Berenice Abbott (July 17, 1898 – December 9, 1991), born Bernice Abbott, was an American photographer best known for her black-and-white photography of New York City architecture and urban design of the 1930s.
Abbott was born in Springfield, Ohio and brought up there by her divorced mother. She attended the Ohio State University, but left in early 1918.
In 1918 she moved with friends from OSU to New York's Greenwich Village, where she was 'adopted' by the anarchist Hippolyte Havel. She shared an apartment on Greenwich Avenue with several others, including the writer Djuna Barnes, philosopher Kenneth Burke, and literary critic Malcolm Cowley. At first she pursued journalism, but soon became interested in theater and sculpture, perhaps because of her interaction with artists Eugene O'Neill, Man Ray and Sadakichi Hartmann. In 1919 she nearly died in the influenza pandemic.

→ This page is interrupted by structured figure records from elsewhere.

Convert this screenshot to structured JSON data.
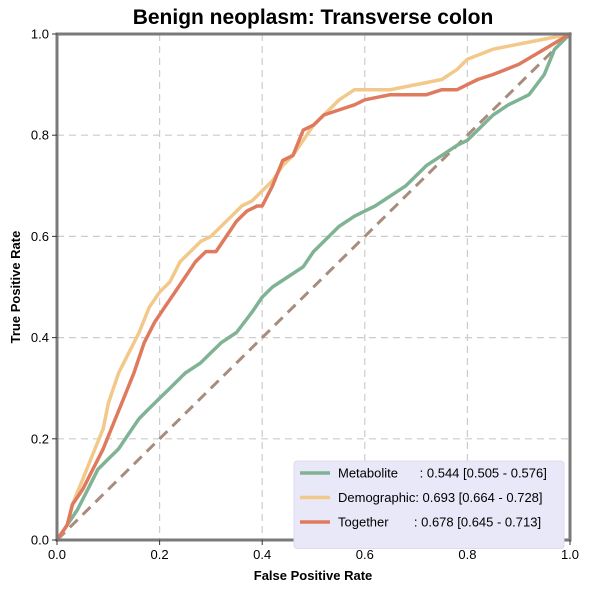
{
  "chart_data": {
    "type": "line",
    "title": "Benign neoplasm: Transverse colon",
    "xlabel": "False Positive Rate",
    "ylabel": "True Positive Rate",
    "xlim": [
      0,
      1
    ],
    "ylim": [
      0,
      1
    ],
    "xticks": [
      "0.0",
      "0.2",
      "0.4",
      "0.6",
      "0.8",
      "1.0"
    ],
    "yticks": [
      "0.0",
      "0.2",
      "0.4",
      "0.6",
      "0.8",
      "1.0"
    ],
    "grid": true,
    "legend_position": "bottom-right",
    "diagonal": {
      "x": [
        0,
        1
      ],
      "y": [
        0,
        1
      ],
      "color": "#a88c7d",
      "style": "dashed"
    },
    "series": [
      {
        "name": "Metabolite",
        "legend_label": "Metabolite      : 0.544 [0.505 - 0.576]",
        "color": "#7fb394",
        "x": [
          0,
          0.02,
          0.04,
          0.06,
          0.08,
          0.1,
          0.12,
          0.14,
          0.16,
          0.18,
          0.2,
          0.22,
          0.25,
          0.28,
          0.3,
          0.32,
          0.35,
          0.38,
          0.4,
          0.42,
          0.45,
          0.48,
          0.5,
          0.52,
          0.55,
          0.58,
          0.6,
          0.62,
          0.65,
          0.68,
          0.7,
          0.72,
          0.75,
          0.78,
          0.8,
          0.82,
          0.85,
          0.88,
          0.9,
          0.92,
          0.95,
          0.97,
          1.0
        ],
        "y": [
          0,
          0.03,
          0.06,
          0.1,
          0.14,
          0.16,
          0.18,
          0.21,
          0.24,
          0.26,
          0.28,
          0.3,
          0.33,
          0.35,
          0.37,
          0.39,
          0.41,
          0.45,
          0.48,
          0.5,
          0.52,
          0.54,
          0.57,
          0.59,
          0.62,
          0.64,
          0.65,
          0.66,
          0.68,
          0.7,
          0.72,
          0.74,
          0.76,
          0.78,
          0.79,
          0.81,
          0.84,
          0.86,
          0.87,
          0.88,
          0.92,
          0.97,
          1.0
        ]
      },
      {
        "name": "Demographic",
        "legend_label": "Demographic: 0.693 [0.664 - 0.728]",
        "color": "#f2c98a",
        "x": [
          0,
          0.02,
          0.03,
          0.05,
          0.07,
          0.09,
          0.1,
          0.12,
          0.14,
          0.16,
          0.18,
          0.2,
          0.22,
          0.24,
          0.26,
          0.28,
          0.3,
          0.32,
          0.34,
          0.36,
          0.38,
          0.4,
          0.42,
          0.44,
          0.46,
          0.48,
          0.5,
          0.52,
          0.55,
          0.58,
          0.6,
          0.65,
          0.7,
          0.75,
          0.78,
          0.8,
          0.85,
          0.9,
          0.95,
          1.0
        ],
        "y": [
          0,
          0.03,
          0.07,
          0.12,
          0.17,
          0.22,
          0.27,
          0.33,
          0.37,
          0.41,
          0.46,
          0.49,
          0.51,
          0.55,
          0.57,
          0.59,
          0.6,
          0.62,
          0.64,
          0.66,
          0.67,
          0.69,
          0.71,
          0.74,
          0.76,
          0.79,
          0.82,
          0.84,
          0.87,
          0.89,
          0.89,
          0.89,
          0.9,
          0.91,
          0.93,
          0.95,
          0.97,
          0.98,
          0.99,
          1.0
        ]
      },
      {
        "name": "Together",
        "legend_label": "Together       : 0.678 [0.645 - 0.713]",
        "color": "#e07a5f",
        "x": [
          0,
          0.02,
          0.03,
          0.05,
          0.07,
          0.09,
          0.11,
          0.13,
          0.15,
          0.17,
          0.19,
          0.21,
          0.23,
          0.25,
          0.27,
          0.29,
          0.31,
          0.33,
          0.35,
          0.37,
          0.39,
          0.4,
          0.42,
          0.44,
          0.46,
          0.48,
          0.5,
          0.52,
          0.55,
          0.58,
          0.6,
          0.65,
          0.7,
          0.72,
          0.75,
          0.78,
          0.8,
          0.82,
          0.85,
          0.9,
          0.95,
          1.0
        ],
        "y": [
          0,
          0.03,
          0.07,
          0.1,
          0.14,
          0.18,
          0.23,
          0.28,
          0.33,
          0.39,
          0.43,
          0.46,
          0.49,
          0.52,
          0.55,
          0.57,
          0.57,
          0.6,
          0.63,
          0.65,
          0.66,
          0.66,
          0.7,
          0.75,
          0.76,
          0.81,
          0.82,
          0.84,
          0.85,
          0.86,
          0.87,
          0.88,
          0.88,
          0.88,
          0.89,
          0.89,
          0.9,
          0.91,
          0.92,
          0.94,
          0.97,
          1.0
        ]
      }
    ]
  }
}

Abbott went to Europe in 1921, spending two years studying sculpture in Paris and Berlin. During this time, she adopted the French spelling of her first name, "Berenice," at the suggestion of Djuna Barnes. In addition to her work in the visual arts, Abbott published poetry in the experimental literary journal transition. Abbott first became involved with photography in 1923, when Man Ray, looking for somebody who knew nothing about photography and thus would do as he said, hired her as a darkroom assistant at his portrait studio in Montparnasse. Later she would write: "I took to photography like a duck to water. I never wanted to do anything else." Ray was impressed by her darkroom work and allowed her to use his studio to take her own photographs. In 1926, she had her first solo exhibition (in the gallery "Au Sacre du Printemps") and started her own studio on the rue du Bac. After a short time studying photography in Berlin, she returned to Paris in 1927 and started a second studio, on the rue Servandoni.